For Giorgio Agamben, the final (desired) position is neither zoe nor bios, but rather something prior to both (HS, 188). Form-of life picks out a being that is only its own bare existence, whereby its zoe (bare life) is already its own bios. In this final gesture we can see that perhaps what Agamben is saying is that if one is to avoid being seduced by the city, and so, seduced by the herd mentality of constituting a biopolitics that would kill the abandoned being, as if one were simply a lacky of the sovereign vying for power, one must seek eudaimonia on one's own terms, rather than presume it is given by the Sovereign. In this sense, Agamben is advocating for existential sedition.  

Early on in the text (HS, 12) Agamben notes that his conception of the ban and the logic of Sovereignty is conceived in part as a criticism of Anarchism.
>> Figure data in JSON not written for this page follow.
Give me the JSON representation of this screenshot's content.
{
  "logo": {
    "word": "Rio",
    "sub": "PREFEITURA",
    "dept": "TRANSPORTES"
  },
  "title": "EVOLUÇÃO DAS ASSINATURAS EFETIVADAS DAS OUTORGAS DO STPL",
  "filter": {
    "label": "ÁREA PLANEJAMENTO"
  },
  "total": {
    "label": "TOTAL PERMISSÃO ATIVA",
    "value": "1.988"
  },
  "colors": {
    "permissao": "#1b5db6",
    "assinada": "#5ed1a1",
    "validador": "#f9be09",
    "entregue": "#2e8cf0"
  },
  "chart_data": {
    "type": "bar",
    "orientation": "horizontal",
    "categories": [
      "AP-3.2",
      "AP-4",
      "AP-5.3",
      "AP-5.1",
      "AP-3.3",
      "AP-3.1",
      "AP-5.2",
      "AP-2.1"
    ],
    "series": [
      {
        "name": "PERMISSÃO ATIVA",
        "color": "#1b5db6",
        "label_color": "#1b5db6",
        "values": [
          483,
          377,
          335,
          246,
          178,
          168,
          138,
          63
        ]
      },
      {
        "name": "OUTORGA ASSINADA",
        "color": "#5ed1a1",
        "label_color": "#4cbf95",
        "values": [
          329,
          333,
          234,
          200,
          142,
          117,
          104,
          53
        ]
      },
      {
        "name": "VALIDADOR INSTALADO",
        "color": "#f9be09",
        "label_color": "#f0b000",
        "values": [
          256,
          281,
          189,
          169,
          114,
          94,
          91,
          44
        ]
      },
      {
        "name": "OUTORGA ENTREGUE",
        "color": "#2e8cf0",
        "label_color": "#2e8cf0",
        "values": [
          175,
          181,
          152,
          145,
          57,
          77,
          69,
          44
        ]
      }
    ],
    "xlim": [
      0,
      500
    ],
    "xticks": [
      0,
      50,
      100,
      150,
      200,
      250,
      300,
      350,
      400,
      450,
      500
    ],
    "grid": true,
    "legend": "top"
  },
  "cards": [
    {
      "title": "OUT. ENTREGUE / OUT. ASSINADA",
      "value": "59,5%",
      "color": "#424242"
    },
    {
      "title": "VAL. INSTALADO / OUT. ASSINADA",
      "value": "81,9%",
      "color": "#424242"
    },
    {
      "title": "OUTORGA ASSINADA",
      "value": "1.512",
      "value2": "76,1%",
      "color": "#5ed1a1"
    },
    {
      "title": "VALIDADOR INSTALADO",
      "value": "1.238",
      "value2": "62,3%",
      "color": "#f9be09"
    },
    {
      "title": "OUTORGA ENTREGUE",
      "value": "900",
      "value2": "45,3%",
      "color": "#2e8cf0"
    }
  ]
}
Anarchism is at fault for developing a morality, for developing a sense of good and evil, which will always construct a notion of bare life that it will ostracize. Whether or not mere association and disassociation is sufficient for the non-morality of the anarchic politics to come is the question, I think, that anarchy leaves open without passing into (Marxist) anarchism.

Of course, Agamben does not think that it is easy to avoid the panoptic eye; Nothing appears to offer a way to avoid the demands of the Sovereign, "it seems" (187). So long as one is in the city, one will be sorted as bios or zoe, depending on the way in which one follows the law, lockstep. But this little possibility, this little moment of breaking away and becoming existentially seditious, and (of course) invisible, might make all the difference imaginable in our way of life.